SoFunction
Updated on 2024-11-12

python from the pdf file to achieve text extraction, and automatic translation method

Tested against Python 3.5.2

First install the two packages:

$ pip install googletrans

$ pip install pdfminer3k

googletrans will provide a command translate, this command will call the google translate api to perform automatic translation:

python pdf文件中提取文本,并自动翻译

python pdf文件中提取文本,并自动翻译

python pdf文件中提取文本,并自动翻译

pdfminer3k will provide a tool script:

$  

Search from * for commands that remove headers and footers (highly recommended):

Use the pdftotext tool provided by Ubuntu:

$ pdftotext -y 50 -H 650 -W 1000 -nopgbrk 

$ pdftotext -f 147 -l 166 -y 50 -H 650 -W 1000 -nopgbrk 

Google Translate does not recognize paragraphs or whole sentences, if there is a line break in a whole sentence, you will find that the translation is incomplete, to test the web version of Google Translate:

python pdf文件中提取文本,并自动翻译

Therefore, the need to convert a good pdf text file for splicing, borrowed linux args command, to achieve this function, the entire file line breaks all removed.

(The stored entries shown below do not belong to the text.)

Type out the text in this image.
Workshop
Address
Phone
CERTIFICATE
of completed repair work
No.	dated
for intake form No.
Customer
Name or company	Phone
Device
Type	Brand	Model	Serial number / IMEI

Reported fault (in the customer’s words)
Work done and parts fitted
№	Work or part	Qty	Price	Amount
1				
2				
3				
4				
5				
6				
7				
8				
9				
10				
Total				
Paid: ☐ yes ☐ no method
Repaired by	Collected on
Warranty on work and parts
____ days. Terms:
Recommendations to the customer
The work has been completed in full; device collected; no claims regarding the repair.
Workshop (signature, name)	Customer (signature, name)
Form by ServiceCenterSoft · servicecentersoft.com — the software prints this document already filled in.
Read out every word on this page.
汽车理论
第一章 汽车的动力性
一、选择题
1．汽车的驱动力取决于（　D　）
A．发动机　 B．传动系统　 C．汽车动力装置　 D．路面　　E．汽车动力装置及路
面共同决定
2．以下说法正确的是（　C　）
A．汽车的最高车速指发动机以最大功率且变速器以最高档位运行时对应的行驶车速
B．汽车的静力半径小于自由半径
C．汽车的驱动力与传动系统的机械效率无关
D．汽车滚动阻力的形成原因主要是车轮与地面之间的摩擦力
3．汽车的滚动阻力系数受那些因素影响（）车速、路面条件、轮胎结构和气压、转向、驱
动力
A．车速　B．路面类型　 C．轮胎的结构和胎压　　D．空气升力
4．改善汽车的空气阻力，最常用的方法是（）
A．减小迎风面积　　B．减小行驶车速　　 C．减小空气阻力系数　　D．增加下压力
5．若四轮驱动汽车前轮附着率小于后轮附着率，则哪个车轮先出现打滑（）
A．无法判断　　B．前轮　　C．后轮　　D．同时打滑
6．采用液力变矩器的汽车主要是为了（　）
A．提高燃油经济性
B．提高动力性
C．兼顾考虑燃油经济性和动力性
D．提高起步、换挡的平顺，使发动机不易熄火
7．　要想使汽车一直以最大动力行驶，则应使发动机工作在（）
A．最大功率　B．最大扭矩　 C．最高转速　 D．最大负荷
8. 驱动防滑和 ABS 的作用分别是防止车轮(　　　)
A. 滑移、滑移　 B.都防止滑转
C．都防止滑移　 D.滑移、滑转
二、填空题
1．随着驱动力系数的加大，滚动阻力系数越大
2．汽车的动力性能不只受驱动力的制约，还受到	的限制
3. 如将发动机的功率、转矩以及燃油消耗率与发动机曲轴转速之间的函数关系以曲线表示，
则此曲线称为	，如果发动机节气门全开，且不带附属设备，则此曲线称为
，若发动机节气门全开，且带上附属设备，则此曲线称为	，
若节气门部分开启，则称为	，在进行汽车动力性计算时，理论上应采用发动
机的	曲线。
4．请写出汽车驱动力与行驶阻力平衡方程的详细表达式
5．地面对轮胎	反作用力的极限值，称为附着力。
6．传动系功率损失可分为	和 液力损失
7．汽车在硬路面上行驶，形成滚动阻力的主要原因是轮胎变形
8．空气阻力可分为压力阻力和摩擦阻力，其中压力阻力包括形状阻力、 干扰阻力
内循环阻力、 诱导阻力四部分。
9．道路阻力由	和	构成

But the problem arises again, the whole file becomes one line, and all our paragraph structure disappears, so we need to manually add the delimiter, set to a special character @.

python pdf文件中提取文本,并自动翻译

Execute the following command:

cat trans_src.txt |xargs |xargs -0 -d '@' -i{} translate -d zh-cn {} |tee trans_dst.txt

cat sva_src_1to2.txt |xargs |xargs -0 -d '&' -i{} translate -d zh-cn {} |xargs -d'\n' -n4 | awk -F'zh-cn' '{print $2}' | awk -F'[][]' '{print $2}' | tee sva_dst_1to2.txt

Redirect the translated text to a file, then do some simple post-processing on the file, and you're done.

python pdf文件中提取文本,并自动翻译

Above this python to realize the extraction of text from pdf files, and automatic translation is the method I share with you all the content, I hope to be able to give you a reference, but also hope that you support me more.